Il existe très peu d’études portant sur les répercussions de la mise en place de la méthode TAH. Ghojavand (2012) s’est intéressé à l’impact d’une formation basée sur la social learning theory of career decision making (Krumboltz, 1979) sur le sentiment de compétence entrepreneuriale auprès d’étudiants à l’Université. Les résultats de cette étude ont mis en évidence que la participation à ce programme avait permis une amélioration significative du sentiment de compétences entrepreneuriales. A noter que dans ce protocole d’étude, il n’y avait ni groupe contrôle, ni de mesures directes sur les compétences développées par la formation. Une seconde étude (Kim et al., 2017) avait pour objectif d’examiner les différences inter-individuelles en matière de compétences issues de la TAH (cf tableau 6) en fonction de caractéristiques démographiques (genre, lieu de vie, statut, etc.). Les résultats ont permis de mettre en évidence que les hommes de l’échantillon avaient des niveaux de persévérance et de prise de risque significativement plus élevés que celui des femmes. Aussi, il a été révélé que les personnes issues de zones urbaines utilisaient plus fréquemment ce type de compétences que les personnes issues des banlieues. En ce qui concerne la situation de l'emploi, les personnes ayant un emploi ont tendance à avoir des compétences en flexibilité nettement supérieures à celles des personnes sans emploi (Kim et al., 2017). Cette étude est à replacer dans son contexte culturel puisque qu’elle s’est penchée sur le cas de jeunes coréens du sud en transition entre leurs études et leur premier travail.

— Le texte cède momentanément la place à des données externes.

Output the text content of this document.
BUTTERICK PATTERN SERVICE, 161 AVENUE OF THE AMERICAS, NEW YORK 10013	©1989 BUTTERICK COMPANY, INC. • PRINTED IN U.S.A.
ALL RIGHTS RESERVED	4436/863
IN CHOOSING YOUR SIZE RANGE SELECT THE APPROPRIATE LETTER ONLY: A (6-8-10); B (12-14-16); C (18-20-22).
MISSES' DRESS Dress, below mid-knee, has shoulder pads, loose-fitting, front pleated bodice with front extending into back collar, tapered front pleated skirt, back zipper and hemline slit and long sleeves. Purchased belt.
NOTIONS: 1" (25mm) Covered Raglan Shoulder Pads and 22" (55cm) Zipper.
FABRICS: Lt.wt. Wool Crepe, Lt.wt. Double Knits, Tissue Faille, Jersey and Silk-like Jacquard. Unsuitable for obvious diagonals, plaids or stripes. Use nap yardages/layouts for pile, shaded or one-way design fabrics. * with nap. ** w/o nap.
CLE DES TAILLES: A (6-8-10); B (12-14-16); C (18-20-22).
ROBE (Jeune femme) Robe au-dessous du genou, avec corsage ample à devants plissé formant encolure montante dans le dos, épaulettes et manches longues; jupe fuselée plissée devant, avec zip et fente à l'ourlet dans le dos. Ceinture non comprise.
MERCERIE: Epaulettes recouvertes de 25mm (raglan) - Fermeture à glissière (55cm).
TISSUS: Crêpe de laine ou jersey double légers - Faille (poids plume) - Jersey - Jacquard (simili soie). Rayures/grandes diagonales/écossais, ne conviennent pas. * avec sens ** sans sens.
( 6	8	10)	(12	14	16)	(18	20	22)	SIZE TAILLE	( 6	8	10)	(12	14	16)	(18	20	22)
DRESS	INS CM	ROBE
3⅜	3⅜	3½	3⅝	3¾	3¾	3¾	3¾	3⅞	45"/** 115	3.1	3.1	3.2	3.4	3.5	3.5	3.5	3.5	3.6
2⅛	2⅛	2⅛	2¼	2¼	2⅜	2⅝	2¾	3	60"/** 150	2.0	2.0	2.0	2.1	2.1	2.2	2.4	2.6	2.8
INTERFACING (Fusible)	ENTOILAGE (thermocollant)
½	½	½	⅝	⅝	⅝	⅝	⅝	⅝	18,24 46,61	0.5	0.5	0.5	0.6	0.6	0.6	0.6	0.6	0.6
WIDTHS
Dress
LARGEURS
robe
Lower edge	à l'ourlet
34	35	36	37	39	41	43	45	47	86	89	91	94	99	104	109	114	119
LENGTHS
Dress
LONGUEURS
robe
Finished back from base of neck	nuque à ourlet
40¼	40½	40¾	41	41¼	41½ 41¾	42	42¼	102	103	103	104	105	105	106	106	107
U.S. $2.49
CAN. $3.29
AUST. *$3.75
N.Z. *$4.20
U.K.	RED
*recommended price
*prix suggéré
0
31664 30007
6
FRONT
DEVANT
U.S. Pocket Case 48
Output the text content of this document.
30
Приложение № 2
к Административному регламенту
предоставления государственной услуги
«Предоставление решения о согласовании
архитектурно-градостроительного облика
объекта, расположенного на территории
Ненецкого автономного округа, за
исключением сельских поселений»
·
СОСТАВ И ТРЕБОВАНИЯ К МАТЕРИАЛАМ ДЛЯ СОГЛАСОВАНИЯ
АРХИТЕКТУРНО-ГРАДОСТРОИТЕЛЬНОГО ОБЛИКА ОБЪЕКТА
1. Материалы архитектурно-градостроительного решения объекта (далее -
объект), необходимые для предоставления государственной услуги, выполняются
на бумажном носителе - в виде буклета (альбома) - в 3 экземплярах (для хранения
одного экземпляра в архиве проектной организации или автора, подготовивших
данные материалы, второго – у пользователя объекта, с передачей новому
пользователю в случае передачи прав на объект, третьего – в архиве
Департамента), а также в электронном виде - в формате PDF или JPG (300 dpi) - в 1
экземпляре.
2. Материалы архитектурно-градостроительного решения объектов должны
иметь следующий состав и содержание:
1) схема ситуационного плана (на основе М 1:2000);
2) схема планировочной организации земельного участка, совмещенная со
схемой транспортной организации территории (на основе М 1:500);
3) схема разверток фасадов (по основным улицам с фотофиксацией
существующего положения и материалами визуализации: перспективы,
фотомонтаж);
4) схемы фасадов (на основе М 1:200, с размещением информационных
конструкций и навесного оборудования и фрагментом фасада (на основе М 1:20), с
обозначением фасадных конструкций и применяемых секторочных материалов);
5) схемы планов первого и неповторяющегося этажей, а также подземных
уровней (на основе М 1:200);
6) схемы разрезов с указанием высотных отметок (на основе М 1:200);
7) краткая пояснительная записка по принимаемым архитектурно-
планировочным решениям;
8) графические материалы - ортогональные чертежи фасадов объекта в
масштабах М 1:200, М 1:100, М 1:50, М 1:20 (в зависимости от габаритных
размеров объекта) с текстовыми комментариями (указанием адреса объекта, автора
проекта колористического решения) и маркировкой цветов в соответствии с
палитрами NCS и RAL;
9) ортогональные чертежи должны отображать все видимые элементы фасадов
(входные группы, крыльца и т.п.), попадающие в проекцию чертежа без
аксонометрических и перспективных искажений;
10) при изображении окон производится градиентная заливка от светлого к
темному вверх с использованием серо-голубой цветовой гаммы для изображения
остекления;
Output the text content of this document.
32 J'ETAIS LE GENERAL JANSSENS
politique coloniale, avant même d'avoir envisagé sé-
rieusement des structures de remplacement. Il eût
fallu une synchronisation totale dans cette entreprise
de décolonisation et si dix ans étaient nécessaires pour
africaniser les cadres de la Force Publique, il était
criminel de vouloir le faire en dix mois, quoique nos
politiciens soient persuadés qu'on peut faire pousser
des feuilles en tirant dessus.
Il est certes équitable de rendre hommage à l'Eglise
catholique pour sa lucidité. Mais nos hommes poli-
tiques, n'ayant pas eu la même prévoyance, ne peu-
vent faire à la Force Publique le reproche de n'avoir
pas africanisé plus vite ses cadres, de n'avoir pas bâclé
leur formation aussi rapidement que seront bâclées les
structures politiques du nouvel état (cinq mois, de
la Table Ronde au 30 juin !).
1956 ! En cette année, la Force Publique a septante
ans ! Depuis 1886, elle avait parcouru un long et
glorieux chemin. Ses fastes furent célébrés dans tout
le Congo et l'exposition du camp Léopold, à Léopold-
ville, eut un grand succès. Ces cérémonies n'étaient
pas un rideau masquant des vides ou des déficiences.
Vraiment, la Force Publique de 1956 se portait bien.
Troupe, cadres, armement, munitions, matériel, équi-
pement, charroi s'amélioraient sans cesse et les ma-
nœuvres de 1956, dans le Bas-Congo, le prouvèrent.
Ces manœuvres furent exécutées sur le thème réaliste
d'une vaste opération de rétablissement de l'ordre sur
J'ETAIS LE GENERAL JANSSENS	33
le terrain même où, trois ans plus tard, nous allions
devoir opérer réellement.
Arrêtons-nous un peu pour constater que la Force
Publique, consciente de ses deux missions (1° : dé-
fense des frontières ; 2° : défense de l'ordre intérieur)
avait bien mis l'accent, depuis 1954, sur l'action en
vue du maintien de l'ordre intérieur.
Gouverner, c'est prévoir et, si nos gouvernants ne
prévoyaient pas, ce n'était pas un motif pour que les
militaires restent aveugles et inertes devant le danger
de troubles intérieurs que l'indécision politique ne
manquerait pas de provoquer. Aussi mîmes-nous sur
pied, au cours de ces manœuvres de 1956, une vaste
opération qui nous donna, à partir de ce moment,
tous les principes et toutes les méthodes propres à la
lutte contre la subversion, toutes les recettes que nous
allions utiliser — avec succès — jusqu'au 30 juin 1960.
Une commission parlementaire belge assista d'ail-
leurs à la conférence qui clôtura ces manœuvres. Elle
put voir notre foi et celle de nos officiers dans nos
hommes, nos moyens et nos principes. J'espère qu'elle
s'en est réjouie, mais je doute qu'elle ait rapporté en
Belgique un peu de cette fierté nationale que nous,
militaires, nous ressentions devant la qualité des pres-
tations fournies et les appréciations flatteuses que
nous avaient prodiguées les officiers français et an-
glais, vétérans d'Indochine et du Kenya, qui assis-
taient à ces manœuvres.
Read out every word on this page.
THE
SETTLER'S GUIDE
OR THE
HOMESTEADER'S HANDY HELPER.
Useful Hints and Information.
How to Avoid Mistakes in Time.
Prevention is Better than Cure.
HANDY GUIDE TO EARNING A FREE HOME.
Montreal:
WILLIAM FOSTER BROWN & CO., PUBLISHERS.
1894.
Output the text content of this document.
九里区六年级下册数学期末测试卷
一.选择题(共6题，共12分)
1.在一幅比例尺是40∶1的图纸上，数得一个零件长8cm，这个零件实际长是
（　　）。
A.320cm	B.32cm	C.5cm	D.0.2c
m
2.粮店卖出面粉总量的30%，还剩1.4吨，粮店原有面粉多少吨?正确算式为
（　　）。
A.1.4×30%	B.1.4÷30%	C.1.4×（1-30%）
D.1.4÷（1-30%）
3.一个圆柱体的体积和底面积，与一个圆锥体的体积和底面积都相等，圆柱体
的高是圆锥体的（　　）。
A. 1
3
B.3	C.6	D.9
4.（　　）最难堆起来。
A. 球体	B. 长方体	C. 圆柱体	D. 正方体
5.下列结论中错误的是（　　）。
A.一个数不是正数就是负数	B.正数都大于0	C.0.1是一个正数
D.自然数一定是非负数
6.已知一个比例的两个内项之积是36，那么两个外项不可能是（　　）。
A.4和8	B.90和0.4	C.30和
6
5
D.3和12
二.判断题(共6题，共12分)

Kim, Lee, Ha, Lee, & Lee (2015) ont montré le rôle médiateur des compétences de la TAH (dans la relation) entre les pensées de carrières dysfonctionnelles (e.g. ‘‘I will not be able to choose my major or job because I am totally confused now’’) et le sentiment de compétence à prendre des décisions professionnelles (e.g. ‘‘I can figure out which job is suitable for me’’). Ces résultats suggèrent que les personnes ayant des pensées de carrière dysfonctionnelles durant la transition école-travail, pourraient transformer les difficultés perçues en opportunités si elles augmentaient leurs compétences de la TAH. Créé en 2014,

64 l’unique outil de mesure que nous avons trouvé pour mesurer la TAH a été conçu auprès d’une population Sud-Coréenne en transition étude-travail (Kim et al., 2014). Cette échelle a été récemment traduite et adaptée pour une population américaine (Lee et al., 2017).

Comme nous l’avons vu, hormis cette équipe Coréenne qui travaille sur le sujet, très peu d’études existent encore sur les implications de la mise en place de cette méthode. Il serait tout à fait pertinent de creuser ce début de sillon et de nous intéresser par exemple à l’impact qu’aurait un accompagnement basé sur la TAH, sur la satisfaction avec la vie et l’employabilité des participants (notamment auprès de NEETs). En effet, pour rappel la TAH a pour objectif opérationnel fondamental d'aider la personne à se créer une vie professionnelle satisfaisante (Krumboltz, 2009). Aucune étude n’a non plus mesuré l’efficacité de la mise en place de sa méthode.

4.

Résumé du chapitre

Nous avons vu dans ce chapitre que les structures d’accompagnements françaises proposées aux NEETs étaient principalement axées sur le développement des hard-skills. La prise en compte des soft-skills, et notamment de la gestion de l’incertitude dans les carrières professionnelles sont encore très peu abordées. Nous avons ensuite présenté le cadre théorique de l’employabilité dans laquelle nous nous inscrivons (Fugate et al., 2004). Sur la base de la TAH (Krumboltz, 2009), que nous avons développée dans le cœur du de ce chapitre, nous développerons dans le chapitre suivant les étapes de la création d’une intervention ayant pour objectif d’accompagner les NEETs à adopter un style de vie actif afin de générer des événements imprévus, de rester à l'affût de nouvelles opportunités et d’en tirer parti (Krumboltz, 2009). Nous veillerons à suivre les recommandations de Roques (2008) pour ce qui est de l’évaluation du bien-être et de l’efficacité de la formation.